Soy partidaria de mirarlo todo. Los que creen que se puede calificar a una persona por llevar bajo el brazo El Mundo, El País o el ABC están muy equivocados, son muy reduccionistas. Cuando tienes unas ideas no sólo hay que leer a los que tienen tu mismo criterio, sino también a los “enemigos”. Yo procuro formarme una idea propia desde todas las visiones posibles. Si veo una noticia que me interesa, leo lo que dicen sobre ella en los periódicos, en las redes sociales, incluso miro qué opinan en Facebook. No leo los periódicos enteros, nunca lo he hecho, excepto cuando estaba rastreando detalles para la novela. Esta forma de no restringirse a un medio en concreto es algo aprendido de mi madre, que ve las noticias en dos o tres canales a fin de comparar cómo se hacen eco del mismo hecho. Y como soy muy curiosa, no me limito a mirar noticias actuales, también indago entre las antiguas. Me interesa el fenómeno de las noticias porque no deberían desaparecer cuando parece que ya no interesan, deberían tener un continuum en el tiempo. Por ejemplo, hoy he colgado en mi muro de Facebook una noticia del periódico 20 minutos de hace unos diez días. En ella se recogía un artículo del The New York Times en el que se explicaba que, probablemente, España vaya a necesitar un rescate financiero por culpa de la mala gestión de Alemania. Me pareció una información muy interesante y no miré la fecha de publicación. Alguien me dijo que era de hacía más de una semana… ¡Pero es que eso da igual! Creo que el hecho de que nos estén avisando de que vamos a necesitar un rescate por culpa de Merkel es algo que se tiene que saber hace diez días y también a fecha de hoy. No sólo hablaba de lo que estamos haciendo mal, sino también de lo que deberíamos hacer para parar esta sangría. Nos están intentando vender que la deuda es en lo social pero, en realidad, la deuda española es privada. En vez de fomentar que la economía crezca están parando el dinero, por lo que es imposible que el país vaya hacia delante. Hay que obligar a los bancos a que den crédito para que la gente se vuelva más emprendedora. Y ante esta situación, además, nos prohíben protestar pacíficamente, nos prohíben la “resistencia pacífica” que preconizaba Gandhi. Por lo tanto, si una noticia nos avisa sobre lo que viene o sobre los entresijos de lo que ocurre, aparezca en la fecha en que aparezca, ya sea portada del periódico u ocupe un breve, hay que mostrarla.

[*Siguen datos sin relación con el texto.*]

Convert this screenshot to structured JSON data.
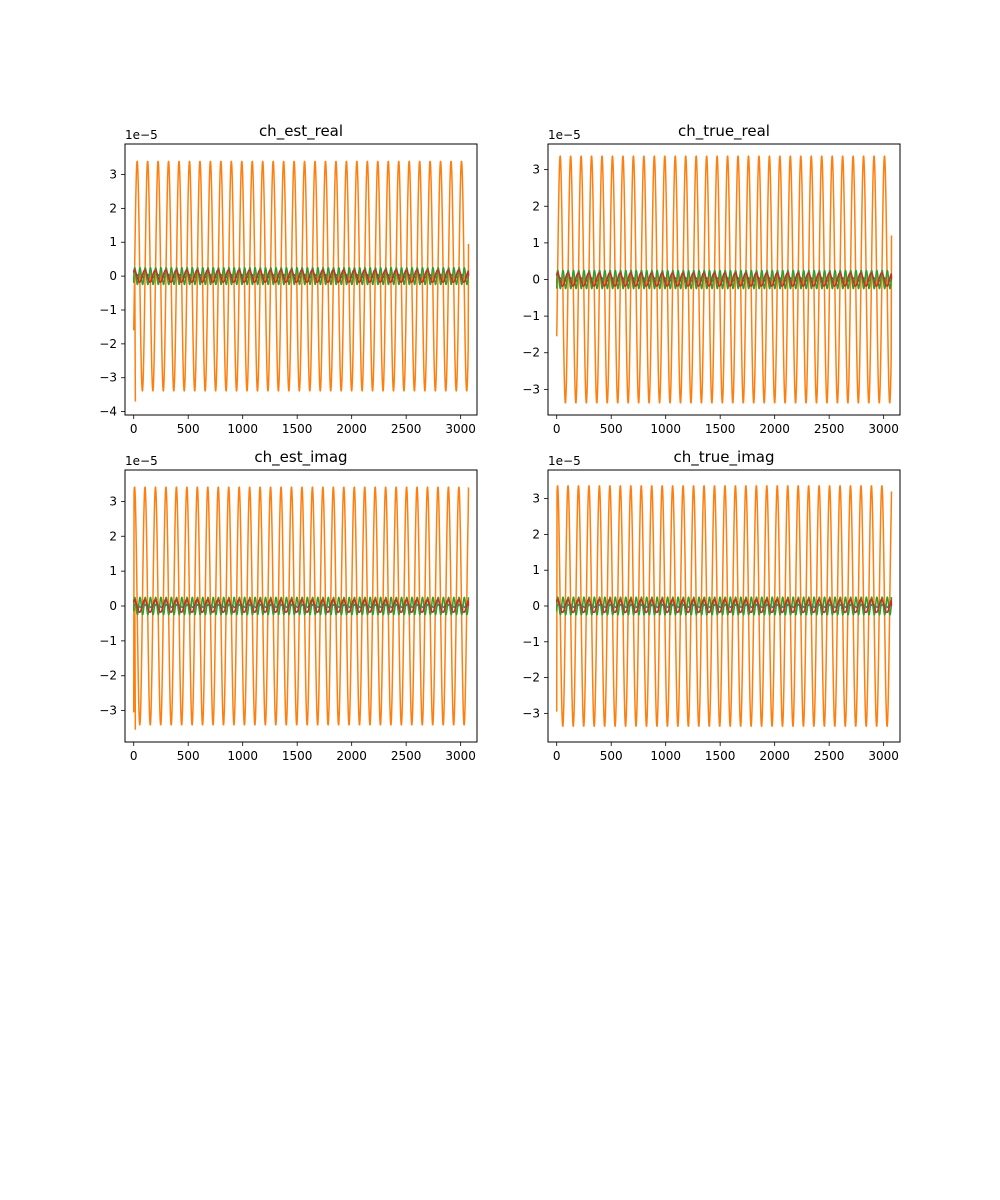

Además de esas dos presencias fuertes, la de San Suu Kyi y la de Politkovskaya, los dos personajes femeninos principales representan dos tipos de mujeres muy opuestos. Agneta, es fuerte, decidida, ama a pesar de que no la correspondan, no evita su pasado aunque lo rememore una y otra vez. Incluso llega a perdonar a quien le hizo mal. En cambio,  Violet, es delicada, frágil, casi intocable. Su figura me ha recordado a personajes trágicos de  la Literatura que poseen rasgos parecidos: Emma Bovary, Ana Ozores, Anna Karenina, Marguerite Gautier, Katerina Maslova… ¿Era su propósito reflejar esos dos tipos concretos de personalidades?

Sí. Los personajes femeninos son dos personajes trágicos por diferentes circunstancias. Violet no puede evitar ser una víctima y Agneta, en cambio, elige siempre ser parte integrante de la tragedia. Me da la sensación de que hay muy pocos personajes femeninos bien construidos en la Literatura. Supongo que es simplemente porque antes escribían más los hombres que las mujeres, aunque no creo que un hombre no pueda escribir personajes femeninos redondos y una mujer pergeñar excelentes caracteres masculinos. Lo cierto es que la figura femenina siempre había estado a la sombra de la masculina y personajes como Madame Bovary o La Regenta, que se salían de lo establecido, tenían vidas que acababan en tragedia, lo que venían siendo como un final “aleccionado”r para las “descarriadas”. Respecto a Violet y Agneta, de la primera me interesaba que fuera el contrapunto masoquista a ese proyecto de sádico que es Antonio. En cambio, para con la segunda, quería que todas sus decisiones fueran conscientes. Agneta siempre decide continuar adelante con sus pasiones aunque la lleven a la destrucción. Mientras ella nunca se reprocha sus decisiones, Violet se tortura por todo. Creo que el poder atenerte a las consecuencias de lo elegido, quita muchas penas. Pienso que las personas deberíamos ser consecuentes, llevando una decisión tomada hasta el final, luchando por salir del miedo o de la parálisis. La gente que se resigna acaba muriendo de tedio.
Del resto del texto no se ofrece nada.